It’s Elementary

By Guest Contributor

I could not focus as I clicked through the questions.  While I was supposed to select answers, it did not seem there could possibly be any.

Twenty beautiful elementary school students were brutally massacred on the day I sat for my examination to be certified to teach elementary school.

When I awoke on that morning of Dec. 14, I imagined my future classroom full of inquisitive and creative minds.  I envisioned students imagining a just world and acting to bring it about.

I imagined chairs, desks and books.  I did not imagine a pool of blood.  Yet, as the day progressed, I could not help from drowning in this thought.

Sure, I was still breathing.  But it seemed that any breath could be my last.  My heart pumped with urgency as I pondered that ultimate question: for what will our existence be remembered in the books of “herstory?”
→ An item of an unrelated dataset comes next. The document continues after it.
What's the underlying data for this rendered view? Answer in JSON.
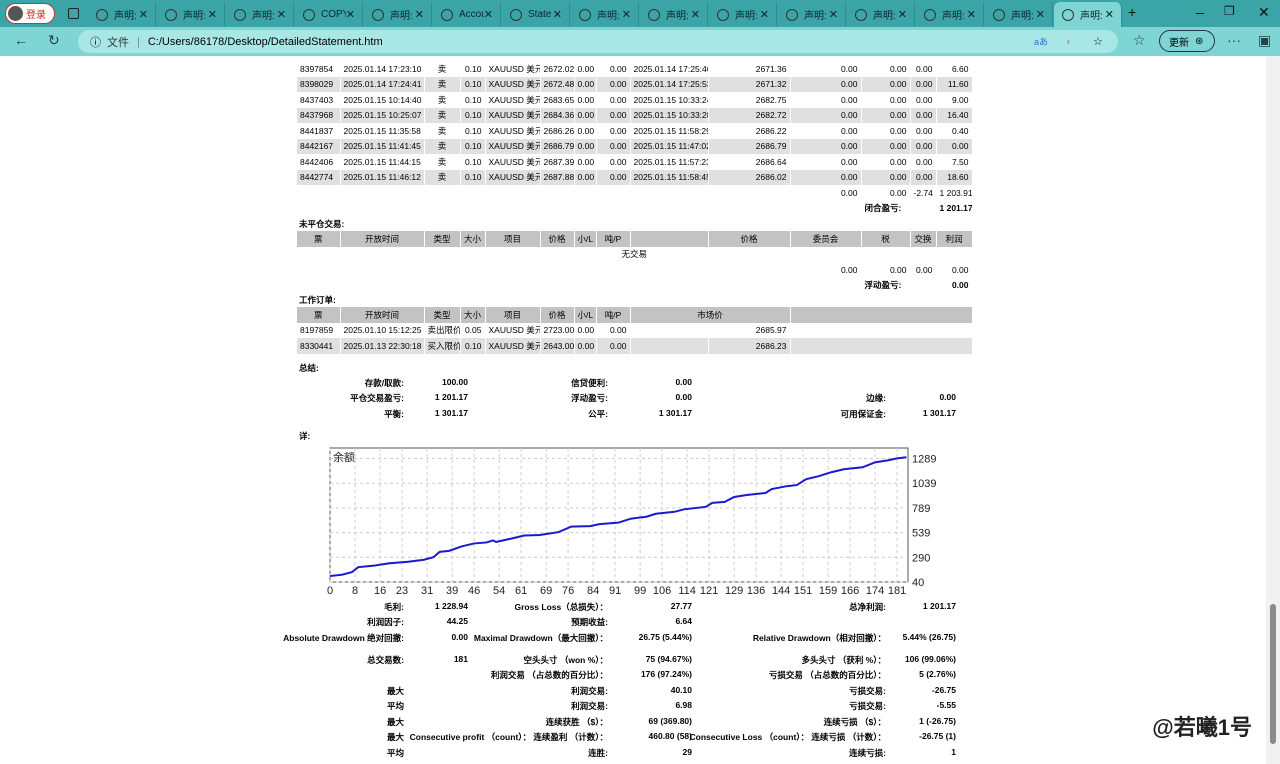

What crossed my mind was grim — which is not surprising so long as we ensure death and destruction around the globe.

After the murders at Sandy Hook, the president of Middlebury College sent his condolences to the campus community.  Yet, concerning those who are less rich and white than those from the “ideal” Middlebury feeder community of Newtown, Conn., President Ronald D. Liebowitz has acted differently. In an all-campus email concerning the divestment, he urged us to consider “both [the] pro and con” of the consequences of divestment. In other words, he urged us to consider “both [the] pro and con” of funding murder.

Only a man with so many degrees could possibly make such an outlandish request.  This is why I am attracted to elementary school, why I am so dedicated to being an elementary educator.

Because, see, in elementary school we still have a heart.  In elementary school we still have a brain.  In elementary school we ask questions when things are wrong.  In elementary school we understand the importance of acting with urgency to right them.

It is no surprise that the dedicated and courageous people who educate our children are also capable of following such logic. When California teachers discovered that their pensions were invested in the very company that manufactured the weapons used at Sandy Hook, they stood up.

While Connecticut may be on the opposite coast of this country from California, the two were intimately intertwined on that horrific December mo(u)rning.

These teachers knew that regardless of the compassion they taught in their classroom, their money was teaching something else: that compassion does not matter, that murder is perfectly okay.

California teachers did not debate “both pro and con” of murdering children.  They acted firmly to denounce it by divesting the largest teacher pension fund in the country from firearms.

Throughout my certification exam I did not think there could possibly be any answers.  For hours I clicked the mouse, each click triggering a lethal shot in my mind — shots leading to deaths that had no answer.

Yet, as I clicked to submit my test, a score sheet spit out of the printer.  I had passed.

This is not where this story ends.  I am literally choking up right now, with tears flowing down my face.  They are not tears of joy.

I am crying because Middlebury did not pass.  Middlebury has failed.  We as a community fund murder and in our hesitation to act, we teach that supporting murder is okay.  We actively contribute towards shaping and upholding a violent culture — the catalyst for Sandy Hook.

California teachers have taught us that there are answers.  Learning not to cry is most certainly not one of them.  Because once one forgets how to cry, one learns how to believe there could possibly be a pro to murdering children.

I love elementary school because students there still know how to cry.

It is time for us to act so courageously.  It is time for us to exhibit the compassion we espouse.  It is time for us to cry for all of those who have been killed.  It is time for us to stop killing children.  Mr. President, there is no pro to murder.  Divest now from death and destruction.